To open a PDF preview of the figure using your default PDF viewer use:

fig.show(method='external')


This is useful when using the Python shell or IPython terminal app. However, this command will not interrupt your Python process. So using it in a Python script will not work because the script will finish and delete the generated previews. Use fig.savefig to save the figure to a file instead (see below).

There is also the option of inserting the figure in an interactive globe using NASA’s WorldWind Web. See option external='globe' in the examples below.

## A note for experienced GMT users¶

You’ll probably have noticed several things that are different from classic command-line GMT. Many of these changes reflect the new GMT modern execution mode that will be part of the future 6.0 release. A few are GMT/Python exclusive (like the long argument names).

1. The name of method is coast instead of pscoast. As a general rule, all ps* modules had their ps removed. The exceptions are: psxy == plot, psxyz == plot3d, and psscale == colorbar.
2. The arguments don’t use the GMT 1-letter syntax (R, J, B, etc). Those are still available as aliases and the methods will accept them (see below).
3. Arguments like region can take lists instead of strings like 1/2/3/4. You can still use the string form but the list form is easier in Python.
4. If a GMT argument has no options (like -B instead of -Baf), use a True value instead. An empty string would also be acceptable.
5. There is no output redirecting to a PostScript file. The figure is generated in the background and will only be shown or saved when you ask for it.

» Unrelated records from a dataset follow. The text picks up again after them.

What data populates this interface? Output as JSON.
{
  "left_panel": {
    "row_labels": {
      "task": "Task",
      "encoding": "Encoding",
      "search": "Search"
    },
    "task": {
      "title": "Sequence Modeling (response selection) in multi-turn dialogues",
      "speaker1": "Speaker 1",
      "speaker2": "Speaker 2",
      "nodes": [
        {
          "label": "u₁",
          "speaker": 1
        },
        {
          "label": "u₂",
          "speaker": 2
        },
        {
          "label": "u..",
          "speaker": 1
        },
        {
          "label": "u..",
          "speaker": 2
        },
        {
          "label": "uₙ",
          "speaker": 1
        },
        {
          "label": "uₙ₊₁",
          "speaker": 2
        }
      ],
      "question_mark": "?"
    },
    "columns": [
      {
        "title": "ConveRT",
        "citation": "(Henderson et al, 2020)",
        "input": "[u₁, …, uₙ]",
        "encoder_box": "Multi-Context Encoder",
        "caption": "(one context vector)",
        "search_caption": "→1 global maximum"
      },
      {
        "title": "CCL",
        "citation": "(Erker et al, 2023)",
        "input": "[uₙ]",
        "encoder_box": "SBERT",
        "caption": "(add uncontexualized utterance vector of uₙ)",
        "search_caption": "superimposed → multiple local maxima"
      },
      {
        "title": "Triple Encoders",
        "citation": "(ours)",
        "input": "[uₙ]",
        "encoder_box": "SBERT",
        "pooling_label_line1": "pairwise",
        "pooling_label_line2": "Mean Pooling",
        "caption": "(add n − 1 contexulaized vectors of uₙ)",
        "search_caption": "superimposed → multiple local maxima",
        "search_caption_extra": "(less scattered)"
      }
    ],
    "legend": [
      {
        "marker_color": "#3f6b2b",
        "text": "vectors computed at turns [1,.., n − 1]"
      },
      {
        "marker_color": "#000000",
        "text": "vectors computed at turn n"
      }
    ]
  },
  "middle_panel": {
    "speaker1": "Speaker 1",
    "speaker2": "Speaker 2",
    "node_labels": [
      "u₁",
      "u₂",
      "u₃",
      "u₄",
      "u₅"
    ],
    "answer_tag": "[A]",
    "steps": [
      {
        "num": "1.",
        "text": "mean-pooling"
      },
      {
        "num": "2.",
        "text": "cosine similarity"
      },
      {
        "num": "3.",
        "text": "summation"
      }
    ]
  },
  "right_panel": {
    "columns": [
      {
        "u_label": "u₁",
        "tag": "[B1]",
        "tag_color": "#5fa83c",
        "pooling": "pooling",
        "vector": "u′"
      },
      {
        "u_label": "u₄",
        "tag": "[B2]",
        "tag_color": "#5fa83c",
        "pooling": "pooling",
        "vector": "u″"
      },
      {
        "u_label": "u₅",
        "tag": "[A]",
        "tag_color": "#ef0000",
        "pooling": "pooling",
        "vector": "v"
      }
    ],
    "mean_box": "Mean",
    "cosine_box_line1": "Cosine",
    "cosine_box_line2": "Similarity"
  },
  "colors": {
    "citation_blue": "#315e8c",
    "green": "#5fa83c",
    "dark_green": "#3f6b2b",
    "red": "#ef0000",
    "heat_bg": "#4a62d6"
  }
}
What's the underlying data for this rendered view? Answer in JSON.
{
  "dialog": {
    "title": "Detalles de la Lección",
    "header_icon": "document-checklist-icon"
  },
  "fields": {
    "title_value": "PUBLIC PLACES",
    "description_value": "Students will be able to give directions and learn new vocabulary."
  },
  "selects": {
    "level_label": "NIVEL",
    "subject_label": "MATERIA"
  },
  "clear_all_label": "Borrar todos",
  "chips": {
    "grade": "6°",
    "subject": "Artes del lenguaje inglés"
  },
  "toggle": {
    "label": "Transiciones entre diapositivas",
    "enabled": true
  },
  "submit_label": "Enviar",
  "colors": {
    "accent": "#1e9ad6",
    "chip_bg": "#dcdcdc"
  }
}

We could have generated the figure above using the classic GMT argument names (but not the module names):

In [5]:

fig_alias = gmt.Figure()
fig_alias.coast(R='-90/-70/0/20', J='M6i', G='gray', S="blue", B=True)
fig_alias.show()

Out[5]:


## Saving the figure¶

Unlike the GMT command-line interface, no figure file was generated until you ask for one.
That means that fig.show won’t produce a figure file.

Use method fig.savefig (based on the matplotlib function) to save your figure:

In [6]:

fig.savefig('first-steps-central-america.png')


If you’re running a Python script, you can tell fig.savefig to open the figure in an external viewer:

fig.savefig('first-steps-central-america.png', show=True)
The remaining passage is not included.